In 1969 James Brown popularized a dance called The Popcorn and released four songs about it, of which this is the best. Based on the rhythm from Cold Sweat, this song is faster and more intricate, yet still funky as hell.
There was an earlier version of this song (just titled "You Got To Have A Mother For Me") which stayed in the vaults for nearly 20 years. Same lyrics, different music, still funky as hell. Coulda been a classic if it had been released in '69.

https://www.youtube.com/watch?v=ouZ2oNLjoRU

 

Sea Duck

Footballguy

Pip's Invitation

Footballguy
43. Rag Mama Rag -- The Band (from The Band)

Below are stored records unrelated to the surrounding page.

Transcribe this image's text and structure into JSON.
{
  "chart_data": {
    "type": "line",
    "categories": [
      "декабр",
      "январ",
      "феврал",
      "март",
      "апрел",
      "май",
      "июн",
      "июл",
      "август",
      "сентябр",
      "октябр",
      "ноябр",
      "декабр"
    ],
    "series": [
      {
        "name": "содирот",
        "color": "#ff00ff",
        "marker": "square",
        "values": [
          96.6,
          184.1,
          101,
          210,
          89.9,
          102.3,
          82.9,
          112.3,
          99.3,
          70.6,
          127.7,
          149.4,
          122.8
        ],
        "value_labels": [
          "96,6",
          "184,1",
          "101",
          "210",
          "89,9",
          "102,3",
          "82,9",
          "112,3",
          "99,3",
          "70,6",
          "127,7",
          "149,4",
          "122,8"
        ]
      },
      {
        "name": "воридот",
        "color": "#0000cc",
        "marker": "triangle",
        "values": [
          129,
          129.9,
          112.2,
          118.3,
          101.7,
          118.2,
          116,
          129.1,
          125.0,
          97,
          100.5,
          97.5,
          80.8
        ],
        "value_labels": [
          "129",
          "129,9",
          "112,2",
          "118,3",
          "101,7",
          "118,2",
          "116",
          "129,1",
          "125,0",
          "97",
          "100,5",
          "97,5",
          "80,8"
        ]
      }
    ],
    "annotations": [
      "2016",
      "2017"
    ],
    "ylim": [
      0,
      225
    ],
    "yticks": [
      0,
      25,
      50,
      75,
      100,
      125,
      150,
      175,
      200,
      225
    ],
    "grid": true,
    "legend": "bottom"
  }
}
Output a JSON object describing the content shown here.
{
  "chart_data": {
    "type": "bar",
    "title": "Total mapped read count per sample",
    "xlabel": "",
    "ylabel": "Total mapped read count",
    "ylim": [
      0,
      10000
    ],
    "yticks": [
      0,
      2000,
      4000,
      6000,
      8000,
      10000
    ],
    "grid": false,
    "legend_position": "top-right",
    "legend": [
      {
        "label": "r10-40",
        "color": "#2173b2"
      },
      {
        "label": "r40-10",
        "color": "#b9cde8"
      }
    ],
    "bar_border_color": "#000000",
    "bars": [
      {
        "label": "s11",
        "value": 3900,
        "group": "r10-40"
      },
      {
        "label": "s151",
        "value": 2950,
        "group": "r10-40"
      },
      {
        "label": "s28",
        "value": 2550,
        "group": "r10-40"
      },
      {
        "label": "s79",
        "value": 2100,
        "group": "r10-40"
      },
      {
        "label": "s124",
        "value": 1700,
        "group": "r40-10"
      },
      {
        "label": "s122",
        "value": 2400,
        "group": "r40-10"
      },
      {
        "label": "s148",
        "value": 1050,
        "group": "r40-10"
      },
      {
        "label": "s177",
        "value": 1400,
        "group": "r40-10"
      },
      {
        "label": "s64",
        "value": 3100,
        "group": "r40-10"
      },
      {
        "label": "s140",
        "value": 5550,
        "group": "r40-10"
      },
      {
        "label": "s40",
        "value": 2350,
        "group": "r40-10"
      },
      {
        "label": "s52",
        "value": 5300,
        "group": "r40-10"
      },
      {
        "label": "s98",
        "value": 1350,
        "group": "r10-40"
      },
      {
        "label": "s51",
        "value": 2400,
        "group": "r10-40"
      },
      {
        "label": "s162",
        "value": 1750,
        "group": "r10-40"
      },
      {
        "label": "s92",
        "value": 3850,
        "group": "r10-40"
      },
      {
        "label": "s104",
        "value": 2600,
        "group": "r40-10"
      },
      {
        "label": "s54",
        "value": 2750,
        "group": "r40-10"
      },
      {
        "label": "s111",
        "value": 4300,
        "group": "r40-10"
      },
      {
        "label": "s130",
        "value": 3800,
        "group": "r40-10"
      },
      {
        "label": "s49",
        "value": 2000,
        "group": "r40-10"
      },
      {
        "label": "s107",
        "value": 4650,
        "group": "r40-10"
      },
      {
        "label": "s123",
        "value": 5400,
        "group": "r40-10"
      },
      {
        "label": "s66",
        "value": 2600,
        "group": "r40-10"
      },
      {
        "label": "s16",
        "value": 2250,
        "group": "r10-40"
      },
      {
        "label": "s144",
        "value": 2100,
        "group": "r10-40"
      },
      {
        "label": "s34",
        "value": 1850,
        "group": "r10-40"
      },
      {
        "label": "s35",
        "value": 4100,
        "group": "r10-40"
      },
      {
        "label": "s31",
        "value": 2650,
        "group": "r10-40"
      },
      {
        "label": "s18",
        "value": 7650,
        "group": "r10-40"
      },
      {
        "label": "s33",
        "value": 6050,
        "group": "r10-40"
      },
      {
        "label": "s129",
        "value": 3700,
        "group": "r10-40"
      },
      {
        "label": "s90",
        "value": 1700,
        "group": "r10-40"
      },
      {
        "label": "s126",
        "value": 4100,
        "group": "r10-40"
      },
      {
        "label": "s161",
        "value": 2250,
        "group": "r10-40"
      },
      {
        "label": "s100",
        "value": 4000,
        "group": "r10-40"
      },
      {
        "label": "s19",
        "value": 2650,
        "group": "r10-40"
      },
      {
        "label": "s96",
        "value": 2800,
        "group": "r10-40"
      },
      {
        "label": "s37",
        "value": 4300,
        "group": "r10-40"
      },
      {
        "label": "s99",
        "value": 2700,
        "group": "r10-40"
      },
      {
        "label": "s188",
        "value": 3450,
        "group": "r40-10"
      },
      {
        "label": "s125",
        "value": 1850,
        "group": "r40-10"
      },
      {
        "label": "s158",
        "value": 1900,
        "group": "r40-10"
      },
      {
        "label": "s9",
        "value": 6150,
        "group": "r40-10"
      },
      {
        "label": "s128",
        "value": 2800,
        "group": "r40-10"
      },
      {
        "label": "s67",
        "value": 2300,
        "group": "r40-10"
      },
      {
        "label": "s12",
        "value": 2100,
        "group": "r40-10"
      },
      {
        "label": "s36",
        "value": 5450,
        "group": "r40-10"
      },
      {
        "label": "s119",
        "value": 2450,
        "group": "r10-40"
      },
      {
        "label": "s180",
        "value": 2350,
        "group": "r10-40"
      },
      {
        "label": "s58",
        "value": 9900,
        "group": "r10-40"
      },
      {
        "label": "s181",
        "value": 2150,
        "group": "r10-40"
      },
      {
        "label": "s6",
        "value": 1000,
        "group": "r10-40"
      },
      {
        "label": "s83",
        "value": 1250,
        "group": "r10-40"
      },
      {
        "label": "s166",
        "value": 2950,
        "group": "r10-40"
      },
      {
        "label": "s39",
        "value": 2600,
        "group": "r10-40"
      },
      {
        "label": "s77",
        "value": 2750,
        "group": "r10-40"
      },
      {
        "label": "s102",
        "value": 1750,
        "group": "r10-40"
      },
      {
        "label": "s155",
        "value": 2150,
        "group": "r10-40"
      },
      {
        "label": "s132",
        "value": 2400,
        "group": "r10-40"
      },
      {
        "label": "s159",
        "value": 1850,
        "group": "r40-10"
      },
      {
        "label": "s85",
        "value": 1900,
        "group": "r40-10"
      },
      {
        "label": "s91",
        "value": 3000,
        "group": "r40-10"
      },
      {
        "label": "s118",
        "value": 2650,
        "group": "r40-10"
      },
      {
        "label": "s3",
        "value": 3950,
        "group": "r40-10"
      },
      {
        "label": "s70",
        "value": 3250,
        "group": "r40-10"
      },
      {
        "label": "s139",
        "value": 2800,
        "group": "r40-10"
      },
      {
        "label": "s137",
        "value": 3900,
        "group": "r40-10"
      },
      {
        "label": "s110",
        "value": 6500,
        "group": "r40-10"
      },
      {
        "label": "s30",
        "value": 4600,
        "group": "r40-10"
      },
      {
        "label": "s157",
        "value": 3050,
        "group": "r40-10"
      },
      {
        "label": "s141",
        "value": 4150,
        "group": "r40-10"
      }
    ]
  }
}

This song exemplifies the adventurousness of The Band's second album. Drummer Levon Helm played mandolin, pianist Richard Manuel played drums, bassist Rick Danko played fiddle and producer John Simon played the bass part on tuba. As you might expect from the title, the piano part, performed by Garth Hudson, is in ragtime style. It's the rare song that manages to sound loose and tight at the same time. 

 

zamboni

Footballguy
Lots of The Band across the three countdowns, but haven't seen my favorite of theirs (yet). Will hold off in case it's still to come.